Prof Tim Flannery is one of the world’s most influential environmentalists. An author of best-selling books, presenter for numerous television documentary series, and founder of several highly influential not for profit organisations, his skills are in high demand with corporate and non-corporate entities.
Tim’s work in Melanesia is legendary. Over 2 decades he led 25 expeditions into Melanesia, contacting some indigenous people for the first time, and discovering and describing 28 species of living mammals, feats described in his best-selling book Throwim Way Leg. Sir David Attenborough has described Flannery as being “in the league of the all-time great explorers, such as Sir David Livingstone”. He has published over 140 scientific publications and is noted as one of Australia’s most renowned authors having published over 30 books.
Best known for his work in climate change, Tim established the Copenhagen Climate Council (2007), the Climate Council of Australia (2013), and served as Australia’s Climate Commissioner (2011-2013). His network is extensive, having served on the Sustainability Advisory Boards of Siemens and Tata Power, and advising Sir Richard Branson on the Virgin Earth Challenge.
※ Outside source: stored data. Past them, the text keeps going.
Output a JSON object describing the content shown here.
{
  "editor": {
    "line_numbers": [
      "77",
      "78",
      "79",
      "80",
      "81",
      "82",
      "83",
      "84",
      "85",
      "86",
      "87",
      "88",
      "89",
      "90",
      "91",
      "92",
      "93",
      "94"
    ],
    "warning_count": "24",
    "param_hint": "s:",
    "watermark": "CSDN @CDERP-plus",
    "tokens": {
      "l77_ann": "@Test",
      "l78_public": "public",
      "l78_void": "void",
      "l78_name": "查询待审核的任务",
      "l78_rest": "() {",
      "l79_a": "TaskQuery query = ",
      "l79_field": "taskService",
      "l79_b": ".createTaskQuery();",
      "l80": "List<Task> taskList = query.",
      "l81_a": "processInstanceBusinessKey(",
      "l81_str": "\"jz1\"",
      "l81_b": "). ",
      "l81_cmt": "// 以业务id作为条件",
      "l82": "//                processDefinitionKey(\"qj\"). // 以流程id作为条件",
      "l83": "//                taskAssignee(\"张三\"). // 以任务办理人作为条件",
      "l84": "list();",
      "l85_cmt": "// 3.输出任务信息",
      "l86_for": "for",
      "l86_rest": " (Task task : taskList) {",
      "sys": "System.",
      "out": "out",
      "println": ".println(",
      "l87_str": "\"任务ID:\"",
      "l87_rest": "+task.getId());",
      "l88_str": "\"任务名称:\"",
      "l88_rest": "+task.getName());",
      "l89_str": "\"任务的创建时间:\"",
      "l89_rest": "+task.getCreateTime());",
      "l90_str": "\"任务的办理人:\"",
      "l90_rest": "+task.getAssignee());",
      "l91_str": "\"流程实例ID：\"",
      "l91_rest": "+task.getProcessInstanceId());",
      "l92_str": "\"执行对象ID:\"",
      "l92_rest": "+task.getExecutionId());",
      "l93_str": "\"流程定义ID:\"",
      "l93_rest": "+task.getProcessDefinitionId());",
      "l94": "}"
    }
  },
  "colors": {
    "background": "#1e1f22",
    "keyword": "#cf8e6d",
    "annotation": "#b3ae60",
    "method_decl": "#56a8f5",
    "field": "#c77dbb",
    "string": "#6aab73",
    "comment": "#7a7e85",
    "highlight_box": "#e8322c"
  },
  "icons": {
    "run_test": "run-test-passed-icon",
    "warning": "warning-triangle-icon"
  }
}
Tim is a former director of the South Australian Museum, and is currently a professor at Melbourne University. He spent a year as professor of Australian studies at Harvard, and currently teaches a month-long course on climate change at the Graduate Institute in Geneva each year. In 2002, he became the first environmentalist to deliver The Australia Day address to the nation.
In 2005 he was honoured as Australian Humanist of the Year and, in 2007, he was named Australian of the Year.
Tim has helped establish organisations that are the foundation of species conservation in Australasia today. In 2001 he and Martin Copley founded the Australian Wildlife Conservancy. In 2008 he joined the board of the Tenkile Conservation Alliance, which is devoted to conserving two species of tree-kangaroo that he discovered in PNG, In 2017 he established the Kainake and Kwaio conservation initiatives – the only ongoing, large-scale terrestrial conservation initiatives in the Solomon Islands . Between them, these organisations conserve and maintain over 5,400 hectares of old growth forest on the islands of Malaita and Bougainville.
In 2021 ahead of the Biden Climate Summit, Prof Flannery was awarded the prestigious Geddes Environment Medal by the Royal Scottish Geographical Society, for his work on climate change.